Background The predictive factors for early left ventricular hypertrophy (LVH) regression after aortic valve replacement (AVR) have not been fully elucidated. This study was conducted to investigate which preoperative parameters predict early LVH regression after AVR.

Methods and results 87 consecutive patients who underwent AVR due to isolated severe aortic stenosis (AS) were analysed. Patients with ejection fraction <50% or concomitant coronary artery disease were excluded from the analysis. Preoperative evaluation including echocardiography and N-terminal pro-B-type natriuretic peptide (NT-proBNP) measurement was performed and midterm follow-up echocardiography was done at a median of 9 months after AVR. The presence of complete regression of LVH at the midterm follow-up was determined.

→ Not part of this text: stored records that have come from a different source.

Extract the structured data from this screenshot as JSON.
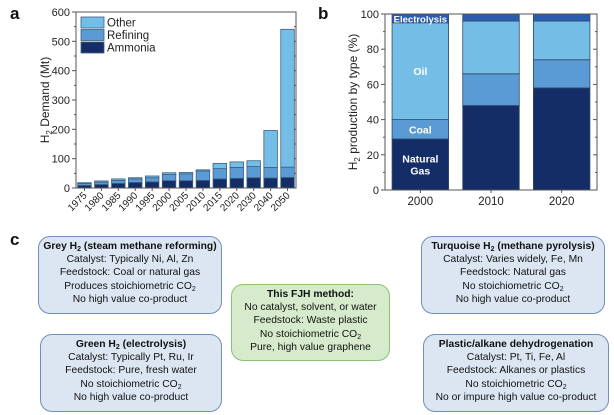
{
  "panels": {
    "a": "a",
    "b": "b",
    "c": "c"
  },
  "chart_data": [
    {
      "id": "a",
      "type": "bar",
      "stacked": true,
      "title": "",
      "xlabel": "",
      "ylabel_main": "H",
      "ylabel_sub": "2",
      "ylabel_rest": " Demand (Mt)",
      "ylim": [
        0,
        600
      ],
      "yticks": [
        0,
        100,
        200,
        300,
        400,
        500,
        600
      ],
      "categories": [
        "1975",
        "1980",
        "1985",
        "1990",
        "1995",
        "2000",
        "2005",
        "2010",
        "2015",
        "2020",
        "2030",
        "2040",
        "2050"
      ],
      "series": [
        {
          "name": "Ammonia",
          "color": "#142d66",
          "values": [
            9,
            12,
            16,
            19,
            21,
            25,
            25,
            26,
            31,
            33,
            35,
            34,
            36
          ]
        },
        {
          "name": "Refining",
          "color": "#5b9bd5",
          "values": [
            6,
            8,
            10,
            12,
            14,
            21,
            23,
            32,
            35,
            37,
            38,
            36,
            35
          ]
        },
        {
          "name": "Other",
          "color": "#74bde6",
          "values": [
            3,
            4,
            5,
            4,
            6,
            6,
            5,
            4,
            18,
            19,
            20,
            126,
            470
          ]
        }
      ],
      "legend": {
        "placement": "top-left",
        "order": [
          "Other",
          "Refining",
          "Ammonia"
        ]
      }
    },
    {
      "id": "b",
      "type": "bar",
      "stacked": true,
      "title": "",
      "xlabel": "",
      "ylabel_main": "H",
      "ylabel_sub": "2",
      "ylabel_rest": " production by type (%)",
      "ylim": [
        0,
        100
      ],
      "yticks": [
        0,
        20,
        40,
        60,
        80,
        100
      ],
      "categories": [
        "2000",
        "2010",
        "2020"
      ],
      "series": [
        {
          "name": "Natural Gas",
          "label_lines": [
            "Natural",
            "Gas"
          ],
          "color": "#142d66",
          "values": [
            29,
            48,
            58
          ]
        },
        {
          "name": "Coal",
          "label_lines": [
            "Coal"
          ],
          "color": "#5b9bd5",
          "values": [
            11,
            18,
            16
          ]
        },
        {
          "name": "Oil",
          "label_lines": [
            "Oil"
          ],
          "color": "#74bde6",
          "values": [
            55,
            30,
            22
          ]
        },
        {
          "name": "Electrolysis",
          "label_lines": [
            "Electrolysis"
          ],
          "color": "#2a5cb0",
          "values": [
            5,
            4,
            4
          ]
        }
      ],
      "annotations": "series labels inside 2000 bar"
    }
  ],
  "methods": {
    "grey": {
      "title_pre": "Grey H",
      "title_sub": "2",
      "title_post": " (steam methane reforming)",
      "lines": [
        "Catalyst: Typically Ni, Al, Zn",
        "Feedstock: Coal or natural gas"
      ],
      "co2_pre": "Produces stoichiometric CO",
      "co2_sub": "2",
      "last": "No high value co-product"
    },
    "green": {
      "title_pre": "Green H",
      "title_sub": "2",
      "title_post": " (electrolysis)",
      "lines": [
        "Catalyst: Typically Pt, Ru, Ir",
        "Feedstock: Pure, fresh water"
      ],
      "co2_pre": "No stoichiometric CO",
      "co2_sub": "2",
      "last": "No high value co-product"
    },
    "fjh": {
      "title": "This FJH method:",
      "lines": [
        "No catalyst, solvent, or water",
        "Feedstock: Waste plastic"
      ],
      "co2_pre": "No stoichiometric CO",
      "co2_sub": "2",
      "last": "Pure, high value graphene"
    },
    "turquoise": {
      "title_pre": "Turquoise H",
      "title_sub": "2",
      "title_post": " (methane pyrolysis)",
      "lines": [
        "Catalyst: Varies widely, Fe, Mn",
        "Feedstock: Natural gas"
      ],
      "co2_pre": "No stoichiometric CO",
      "co2_sub": "2",
      "last": "No high value co-product"
    },
    "plastic": {
      "title": "Plastic/alkane dehydrogenation",
      "lines": [
        "Catalyst: Pt, Ti, Fe, Al",
        "Feedstock: Alkanes or plastics"
      ],
      "co2_pre": "No stoichiometric CO",
      "co2_sub": "2",
      "last": "No or impure high value co-product"
    }
  }
}
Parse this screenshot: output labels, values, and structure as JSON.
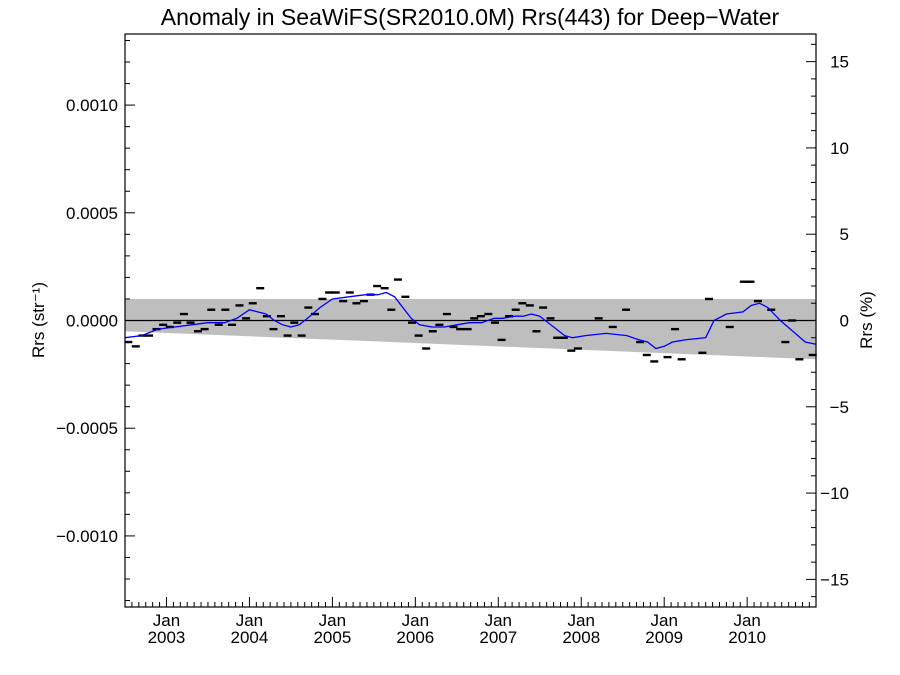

In multivariate analysis, including preoperative echocardiographic parameters, only E/e′ ratio was associated with midterm LVH regression (OR 1.11, 95% CI 1.01 to 1.22; p=0.035). When preoperative NT-proBNP was added to the analysis, logNT-proBNP was found to be the single significant predictor of midterm LVH regression (OR 2.00, 95% CI 1.08 to 3.71; p=0.028). By receiver operating characteristic curve analysis, a cut-off value of 440 pg/mL for NT-proBNP yielded a sensitivity of 72% and a specificity of 77% for the prediction of LVH regression after AVR.

Conclusions Preoperative NT-proBNP was an independent predictor for early LVH regression after AVR in patients with isolated severe AS.